Had the movement in support of the left been promptly made when first ordered, it is not improbable that I might have maintained my position, and it is possible the enemy might have been driven back, though his vastly superior and constantly increasing numbers would have rendered it necessary to withdraw during the night to save my communications with Vicksburg.
Early in the day Major [Samuel H.] Lockett, chief engineer, had been instructed to throw a bridge across Baker's Creek, on the Raymond road. The stream had also fallen sufficiently to render the ford practicable. The retreat was ordered to be conducted by that route, and a staff officer immediately dispatched to Brigadier-General Tilghman, who was directed to hold the Raymond road at all hazards; it was in the execution of this important trust, which could not have been confided to a fitter man, that the lamented general bravely lost his life. He was struck by a fragment of shell and died almost instantly.
Although, as before stated, a large number of men had shamefully abandoned their commands, and were making their way to the rear, the main body of the troops retired in good order.
On reaching the ford and bridge at Baker's Creek, I directed Brigadier-General Bowen to take position with his division on the west bank, and to hold the crossing until Loring's division, which was directed to bring up the rear, had effected the passage. I then proceeded at once to the intrenched line covering the wagon and railroad bridges over the Big Black, to make the necessary arrangements for holding that point during the passage of the river.

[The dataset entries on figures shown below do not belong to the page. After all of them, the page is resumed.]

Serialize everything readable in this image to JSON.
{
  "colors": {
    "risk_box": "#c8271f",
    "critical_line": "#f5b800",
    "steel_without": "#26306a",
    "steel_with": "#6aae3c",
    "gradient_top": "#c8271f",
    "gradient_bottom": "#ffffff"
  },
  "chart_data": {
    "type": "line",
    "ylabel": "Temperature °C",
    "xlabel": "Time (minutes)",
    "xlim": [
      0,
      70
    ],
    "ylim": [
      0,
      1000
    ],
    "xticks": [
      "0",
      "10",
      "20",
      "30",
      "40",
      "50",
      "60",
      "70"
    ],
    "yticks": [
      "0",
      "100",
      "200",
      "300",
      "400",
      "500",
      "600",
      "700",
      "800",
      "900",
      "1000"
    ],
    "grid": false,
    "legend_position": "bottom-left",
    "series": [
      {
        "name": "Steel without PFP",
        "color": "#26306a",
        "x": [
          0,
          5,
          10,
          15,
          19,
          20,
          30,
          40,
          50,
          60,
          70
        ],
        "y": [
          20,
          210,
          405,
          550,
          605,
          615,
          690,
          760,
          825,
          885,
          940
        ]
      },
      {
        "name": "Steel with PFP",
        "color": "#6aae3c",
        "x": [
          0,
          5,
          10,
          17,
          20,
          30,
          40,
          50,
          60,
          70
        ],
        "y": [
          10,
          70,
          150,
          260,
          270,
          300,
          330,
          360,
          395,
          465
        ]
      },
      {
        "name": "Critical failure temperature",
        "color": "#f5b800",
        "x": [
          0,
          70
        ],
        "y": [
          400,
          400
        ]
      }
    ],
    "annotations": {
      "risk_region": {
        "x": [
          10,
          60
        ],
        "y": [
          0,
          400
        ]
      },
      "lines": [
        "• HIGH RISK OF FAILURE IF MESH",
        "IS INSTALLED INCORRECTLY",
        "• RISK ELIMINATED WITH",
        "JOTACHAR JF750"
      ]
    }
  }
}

In his official report, Major-General Stevenson says:
The entire train of the army, under the judicious management of Col. A. W. Reynolds, commanding Tennessee Brigade, of Stevenson's division, was crossed without loss, though the movements of the enemy compelled Colonel Reynolds' brigade to cross the Big Black above the railroad bridge.
On reaching the line of intrenchments occupied by Brigadier-General Vaughn's brigade of East Tennesseeans (Smith's division), he was instructed by myself in person to man the trenches from the railroad to the left, his artillery to remain as then posted, and all wagons to cross the river at once Special instructions were left with Lieut. J. H. Morrison, aide-de-camp, to be delivered to Generals Loring, Stevenson, and Bowen, as they should arrive, and were delivered to all except General Loring, as follows:
General Loring's to cross and occupy the west bank. Brigadier-General Bowen's division, as it should arrive, was directed to occupy the trenches to the right and left of Vaughn's, and his artillery to be parked, that it might be available for any point of the lines most threatened.
General Stevenson's division, arriving very late in the night, did not move beyond Bovina, and I awaited in vain intelligence of the approach of General Loring. It was necessary to hold the position to enable him to cross the river, should the enemy, which was probable, follow him closely up.
For this purpose alone I continued the troops in position until it was too late to withdraw them under cover of night. I then determined not to abandon so strong a front while there was yet a hope of his arrival.
I have not up to this time received General Loring's report of the share taken by his division in the battle of Baker's Creek, nor have I yet been informed of the reason why he failed to rejoin the army under my command.